Kevin Warsh told the Senate during his confirmation hearing he was ready for a "good family fight" over interest rates.

He's about to get one. And it's the rest of the Fed, not the White House, that's lined up on the other side.

The Inflation Problem

Warsh walks into the chair seat with inflation hot and Treasury yields climbing, and several Fed officials have stressed they want to keep the door open for rate hikes, not cuts.

That's a real problem for the new chair, because Trump picked Warsh expecting lower rates, while the FOMC (the Fed committee that sets rates) looks like it wants to hold or go higher.

The setup: Outgoing Governor Stephen Miran was the only member pushing for cuts, voting against the decision at all six meetings he attended. Now Warsh is set to be that voice from the top.

Loretta Mester, who used to run the Cleveland Fed, said Warsh has always based his calls on his read of the economy. "I just don't think right now he can make those arguments in a credible way, because we have an inflation problem," she said.

Officially, Warsh has echoed the Trump line that inflation is temporary and will fade once the fighting in Iran ends and productivity gains kick in. That argument lands differently when the inflation data is already at multi-year highs.

Every morning, Market Briefs breaks down what moves like this mean for your portfolio in five minutes, plus a free investing masterclass when you sign up.

A Quick Win Is Sitting On The Table

There's one move Warsh could make right out of the gate, and it lines up neatly with what he already wants.

At the late April meeting, three FOMC members voted against the policy statement, with the fight centering on a single sentence markets read as a hint that the next move would be a cut.

That dissent gives Warsh an opening.
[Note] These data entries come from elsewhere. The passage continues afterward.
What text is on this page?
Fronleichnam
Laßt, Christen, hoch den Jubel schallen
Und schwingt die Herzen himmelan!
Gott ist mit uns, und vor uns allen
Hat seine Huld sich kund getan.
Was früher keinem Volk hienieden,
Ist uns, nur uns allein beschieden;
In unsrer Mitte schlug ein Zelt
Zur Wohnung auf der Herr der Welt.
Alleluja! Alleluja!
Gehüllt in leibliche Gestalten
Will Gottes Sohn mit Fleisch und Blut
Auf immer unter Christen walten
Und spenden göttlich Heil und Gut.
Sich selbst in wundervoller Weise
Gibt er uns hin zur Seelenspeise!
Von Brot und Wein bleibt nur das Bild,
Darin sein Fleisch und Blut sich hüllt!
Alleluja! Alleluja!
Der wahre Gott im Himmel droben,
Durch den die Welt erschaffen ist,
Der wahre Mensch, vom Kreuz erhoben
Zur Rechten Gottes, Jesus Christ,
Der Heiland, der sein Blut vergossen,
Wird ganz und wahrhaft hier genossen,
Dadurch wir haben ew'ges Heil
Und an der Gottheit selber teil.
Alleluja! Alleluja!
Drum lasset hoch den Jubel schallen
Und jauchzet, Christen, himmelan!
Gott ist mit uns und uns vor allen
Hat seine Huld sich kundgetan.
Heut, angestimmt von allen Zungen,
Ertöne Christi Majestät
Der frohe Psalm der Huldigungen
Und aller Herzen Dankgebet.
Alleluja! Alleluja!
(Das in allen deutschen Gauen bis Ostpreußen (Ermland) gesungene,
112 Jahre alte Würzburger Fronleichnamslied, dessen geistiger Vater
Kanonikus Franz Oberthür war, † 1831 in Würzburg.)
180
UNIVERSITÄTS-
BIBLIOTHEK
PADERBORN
If he can convince the rest of the committee to scrap the sentence, he gets a quick win on his pet issue: less forward guidance, which is when the Fed signals what it plans to do next.

Lou Crandall, chief economist at Wrightson ICAP, called it a smart PR move. Warsh can frame the change as more honest communication rather than a tightening signal, and he avoids looking like the committee outvoted him at his first meeting.

The Bigger Headache Is Trump

The president nominated Warsh after years of publicly attacking former chair Jerome Powell for keeping rates too high. If Warsh holds, expect the same fight on repeat.

There's a workaround: hold rates with the committee, then publicly say he disagreed and tried to push for a cut. Most Fed watchers say that's a non-starter, since it would gut his credibility with his own committee.

The chair's job, more than anything, is to build consensus. Going public against the committee in his first press conference would burn that capital before he ever uses it.

Worth Noting

Bill English, who used to head monetary affairs at the Fed and now teaches at Yale, knows Warsh well. He doesn't think the new chair will pick a fight on day one, and expects him to try to win the committee over with data over time.

Warsh has also been vocal about killing the Fed's "dot plot" of individual rate projections and even questioning the post-meeting press conference itself, so changes to the format are likely whether or not the rate decision goes his way.